Filipina 5th Filipino drug mule to be put to death by China since 2011

MANILA, Philippines – The execution of a Filipina drug mule in China was the fifth Filipino nationals put to death for drug trafficking since the execution of four Filipinos in 2011.

The 35-year-old Filipina was caught trying to smuggle around six kilograms of heroin in Hangzhou international airport last January 2011.

She was executed Wednesday after the Supreme People’s Court of China upheld the death sentence handed down by lower courts on June 26.

Philippine President Benigno Aquino III had sent an appeal letter to Chinese President Xi Jinping to have the death sentence commuted to life imprisonment but the Chinese government did not respond.

Last March 30, 2011, Sally Ordinario-Villanueva, 32, Ramon Credo, 42, and Elizabeth Batain, 38, were executed in China also for attempting to smuggle heroin into the country.

A fifth Filipino was executed in December 2011.

They were arrested separately in 2008 for possession of at least four kilos of heroin each and were handed down the death sentence the following year.

The Philippine government appealed repeatedly to have their death sentences commuted to life imprisonment, but the Chinese government turned down the appeals.

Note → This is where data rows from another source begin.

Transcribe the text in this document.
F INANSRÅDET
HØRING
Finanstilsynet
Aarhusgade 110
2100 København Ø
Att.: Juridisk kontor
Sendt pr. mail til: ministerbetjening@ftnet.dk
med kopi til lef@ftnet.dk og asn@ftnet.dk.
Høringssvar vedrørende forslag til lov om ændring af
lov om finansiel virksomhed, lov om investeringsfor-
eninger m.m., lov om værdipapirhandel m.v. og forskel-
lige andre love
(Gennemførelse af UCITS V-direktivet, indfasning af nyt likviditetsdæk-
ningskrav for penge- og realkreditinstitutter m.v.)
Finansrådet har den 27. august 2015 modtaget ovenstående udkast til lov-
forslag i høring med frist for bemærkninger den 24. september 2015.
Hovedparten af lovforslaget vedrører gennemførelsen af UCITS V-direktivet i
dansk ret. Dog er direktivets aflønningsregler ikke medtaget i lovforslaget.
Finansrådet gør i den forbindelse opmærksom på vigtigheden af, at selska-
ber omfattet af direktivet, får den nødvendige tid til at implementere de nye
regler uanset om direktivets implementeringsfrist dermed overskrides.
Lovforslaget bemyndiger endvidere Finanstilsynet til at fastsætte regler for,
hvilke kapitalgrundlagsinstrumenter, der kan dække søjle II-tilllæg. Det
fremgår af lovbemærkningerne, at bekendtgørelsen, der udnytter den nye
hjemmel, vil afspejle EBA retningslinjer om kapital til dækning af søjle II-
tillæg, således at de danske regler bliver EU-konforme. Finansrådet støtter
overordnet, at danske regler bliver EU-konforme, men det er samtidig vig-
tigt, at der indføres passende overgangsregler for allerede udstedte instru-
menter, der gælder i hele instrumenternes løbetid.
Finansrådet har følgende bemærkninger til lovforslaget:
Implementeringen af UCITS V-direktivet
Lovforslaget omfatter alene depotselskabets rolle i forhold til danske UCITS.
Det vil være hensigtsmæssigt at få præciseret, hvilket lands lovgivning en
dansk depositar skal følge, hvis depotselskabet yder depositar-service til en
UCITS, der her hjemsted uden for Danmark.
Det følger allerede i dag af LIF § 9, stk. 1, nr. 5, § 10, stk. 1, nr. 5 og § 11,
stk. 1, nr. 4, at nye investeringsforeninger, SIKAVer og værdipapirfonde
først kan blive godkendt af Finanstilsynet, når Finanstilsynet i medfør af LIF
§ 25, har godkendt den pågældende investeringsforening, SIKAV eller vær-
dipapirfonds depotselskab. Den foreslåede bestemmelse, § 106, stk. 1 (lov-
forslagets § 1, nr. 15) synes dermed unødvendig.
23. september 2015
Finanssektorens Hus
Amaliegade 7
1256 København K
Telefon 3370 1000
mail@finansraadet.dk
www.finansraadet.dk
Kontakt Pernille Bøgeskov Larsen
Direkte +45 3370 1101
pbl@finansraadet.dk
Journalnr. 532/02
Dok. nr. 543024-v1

Most executions in the world

The Dui Hua Foundation, a non-profit organization that advocates for the human rights of detainees, said in a report last December 12, 2011 that China conducted an estimated 4,000 executions in that year.

In an earlier study released in 2010, Dui Hua Foundation said that the number of executions carried out in China were higher.

“Statistics on capital punishment in China are considered state secrets. Lacking official information, international observers are left to make educated guesses about the number of executions in China,” it said.

“In past years, Dui Hua has based estimates of annual executions on discussions with knowledgeable sources. We have estimated that China carried out nearly 5,000 executions in 2009—a slight decrease from 2008,” it said.

Dui Hua said in the same study that a separate research based on collated news reports of executions from October 1, 2009 to September 30, 2010 showed that there were at least 700 executions in China in 2009.

“After one year, ending on September 30, we recorded exactly 700 executions in China,” the study said.

“This number serves as an absolute minimum number of executions carried out over the year, and tells us nothing about how many actual executions may have taken place. But even using this lowest figure, China still executed more people than any other country in 2009,” it said.